Duysam ki bu bayramda Sen geleceksin,
Şehrin en hâkim tepesine çıkar, Veda Tepesi’nden bir ayın doğuşunu bekler gibi beklerdim Seni. Yoluna deve dikenleri saçanlara inat, mübarek ayaklarınla adımladığın tüm yolları lalelerle, karanfillerle, fesleğen çiçekleriyle süslerdim. “Gül Devri” geçse de Sultanım, Şehit kanlarıyla sulanmış Anadolu topraklarında yetişmiş kırmızı güllerden bir buket sunardım âlemleri kucaklayan kucağına.

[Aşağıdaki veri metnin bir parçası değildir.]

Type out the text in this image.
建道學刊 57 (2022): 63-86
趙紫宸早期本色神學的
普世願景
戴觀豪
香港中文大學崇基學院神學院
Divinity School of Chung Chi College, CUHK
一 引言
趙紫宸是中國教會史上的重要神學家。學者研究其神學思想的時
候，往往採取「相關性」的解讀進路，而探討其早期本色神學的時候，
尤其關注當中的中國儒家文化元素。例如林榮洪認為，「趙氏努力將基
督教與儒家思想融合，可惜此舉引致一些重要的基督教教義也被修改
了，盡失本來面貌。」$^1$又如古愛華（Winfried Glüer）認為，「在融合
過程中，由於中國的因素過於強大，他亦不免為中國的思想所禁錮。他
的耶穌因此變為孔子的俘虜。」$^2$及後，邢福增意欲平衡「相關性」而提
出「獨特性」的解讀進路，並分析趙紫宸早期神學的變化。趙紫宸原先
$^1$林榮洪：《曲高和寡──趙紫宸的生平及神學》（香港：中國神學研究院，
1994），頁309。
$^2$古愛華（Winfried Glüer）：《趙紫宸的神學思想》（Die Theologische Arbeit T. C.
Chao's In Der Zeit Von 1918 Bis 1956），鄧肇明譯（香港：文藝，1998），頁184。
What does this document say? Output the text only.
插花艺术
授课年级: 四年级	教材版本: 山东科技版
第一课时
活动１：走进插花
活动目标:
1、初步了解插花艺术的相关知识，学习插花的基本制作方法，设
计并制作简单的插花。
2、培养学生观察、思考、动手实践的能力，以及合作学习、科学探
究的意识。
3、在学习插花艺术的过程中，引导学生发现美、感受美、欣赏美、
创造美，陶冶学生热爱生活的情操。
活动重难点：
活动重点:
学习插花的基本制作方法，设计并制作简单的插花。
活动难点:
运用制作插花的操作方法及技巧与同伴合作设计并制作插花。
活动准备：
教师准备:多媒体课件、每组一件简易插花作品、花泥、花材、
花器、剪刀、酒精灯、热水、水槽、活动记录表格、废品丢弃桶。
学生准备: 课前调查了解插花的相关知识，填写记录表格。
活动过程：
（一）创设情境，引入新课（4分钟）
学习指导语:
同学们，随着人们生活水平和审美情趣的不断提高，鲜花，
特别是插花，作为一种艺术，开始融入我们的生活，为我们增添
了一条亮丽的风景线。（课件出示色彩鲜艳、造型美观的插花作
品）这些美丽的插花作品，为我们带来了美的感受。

Duysam ki bu bayramda Sen geleceksin,
Ev halkına müjde salardım. Bir Ebu Eyyûb El Ensari sevinci kaplardı her yanı. Hanemize teşrifin gerçek bayram olurdu bizim için ey Sevgili. Seni rahatsız etmeyecek kıyafetlerle karşılar, buyur ederken fakirhanemize Seni, bir Elinden büyük kızım, bir elinden küçük kızım tutardı Mushaf kokan ellerinden. Seccadeni, isminle müsemma oğlum sererdi, evimizin en güzel köşesinde, gizli gizli özlendiğin yerde, “Rabbe Secde Makamında” ağırlardık Seni. Mütevazı iftar sofraları hazırlardık, sonsuzluğa perde perde uzanan iftar ezanlarını birlikte beklerdik, her gün onlarca duanın, yüzlerce tesbihatın yükseldiği yerde. Seninle aynı sofrada olmak en büyük ikram olurdu bizim için bu yorgun, bu üzgün ve azgın hayatın tam ortasında ey Sevgili.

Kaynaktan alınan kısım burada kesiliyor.